Salut für Caudwell (2005)

This extract from the project Mouvements für Lachenmann, Staging of an Evening Concert (2005), conceived in honour of the seventieth birthday of the German composer, Salut für Caudwell is the first piece in a series of shows, written through a musical interpretation of pre-existing works. In this case, it is a 1977 composition, dedicated to the British poet Christopher Caudwell, who fell in combat during the Spanish Civil War, which sets to music a Marxist-inspired pamphlet against bourgeois thought. The schema conceived for four performers, instead of the two guitarists as initially planned, dissociates the music played in the wings from the interpretation being mimed on the stage.
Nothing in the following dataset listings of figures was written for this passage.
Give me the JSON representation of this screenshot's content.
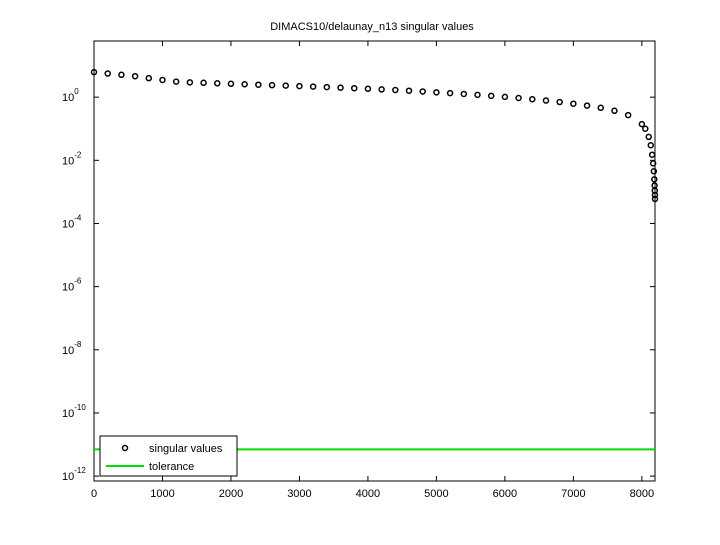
{
  "chart_data": {
    "type": "scatter",
    "title": "DIMACS10/delaunay_n13 singular values",
    "log_y": true,
    "grid": false,
    "legend": "lower left",
    "xlim": [
      0,
      8192
    ],
    "xticks": [
      0,
      1000,
      2000,
      3000,
      4000,
      5000,
      6000,
      7000,
      8000
    ],
    "ylim": [
      7e-13,
      60
    ],
    "yticks": [
      {
        "value": 1,
        "label": "10",
        "exponent": "0"
      },
      {
        "value": 0.01,
        "label": "10",
        "exponent": "-2"
      },
      {
        "value": 0.0001,
        "label": "10",
        "exponent": "-4"
      },
      {
        "value": 1e-06,
        "label": "10",
        "exponent": "-6"
      },
      {
        "value": 1e-08,
        "label": "10",
        "exponent": "-8"
      },
      {
        "value": 1e-10,
        "label": "10",
        "exponent": "-10"
      },
      {
        "value": 1e-12,
        "label": "10",
        "exponent": "-12"
      }
    ],
    "series": [
      {
        "name": "singular values",
        "color": "#000000",
        "marker": "circle",
        "x": [
          0,
          200,
          400,
          600,
          800,
          1000,
          1200,
          1400,
          1600,
          1800,
          2000,
          2200,
          2400,
          2600,
          2800,
          3000,
          3200,
          3400,
          3600,
          3800,
          4000,
          4200,
          4400,
          4600,
          4800,
          5000,
          5200,
          5400,
          5600,
          5800,
          6000,
          6200,
          6400,
          6600,
          6800,
          7000,
          7200,
          7400,
          7600,
          7800,
          8000,
          8050,
          8100,
          8130,
          8150,
          8165,
          8175,
          8182,
          8186,
          8189,
          8191,
          8192
        ],
        "values": [
          6.2,
          5.6,
          5.1,
          4.6,
          4.0,
          3.5,
          3.1,
          2.95,
          2.85,
          2.75,
          2.65,
          2.56,
          2.48,
          2.4,
          2.32,
          2.24,
          2.16,
          2.08,
          2.0,
          1.92,
          1.84,
          1.76,
          1.68,
          1.6,
          1.51,
          1.42,
          1.34,
          1.26,
          1.18,
          1.1,
          1.02,
          0.94,
          0.86,
          0.78,
          0.7,
          0.62,
          0.54,
          0.46,
          0.37,
          0.27,
          0.14,
          0.1,
          0.055,
          0.03,
          0.015,
          0.008,
          0.0045,
          0.0025,
          0.0016,
          0.0011,
          0.0008,
          0.0006
        ]
      },
      {
        "name": "tolerance",
        "color": "#00dd00",
        "marker": "line",
        "x": [
          0,
          8192
        ],
        "values": [
          7e-12,
          7e-12
        ]
      }
    ]
  }
}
The detachment produced between the two guitarists, who are out of sight, and two other musicians, who execute the original score without instruments, deconstructs the usual identification between the visible and the audible. Xavier Le Roy also adopts Lachenmann’s indications (“muffled” sounds, “the most neutral possible diction, almost as though read out aloud”…) so as to translate them into gestures, going so far as to transform the sonic event and the musical playing into purely plastic objects.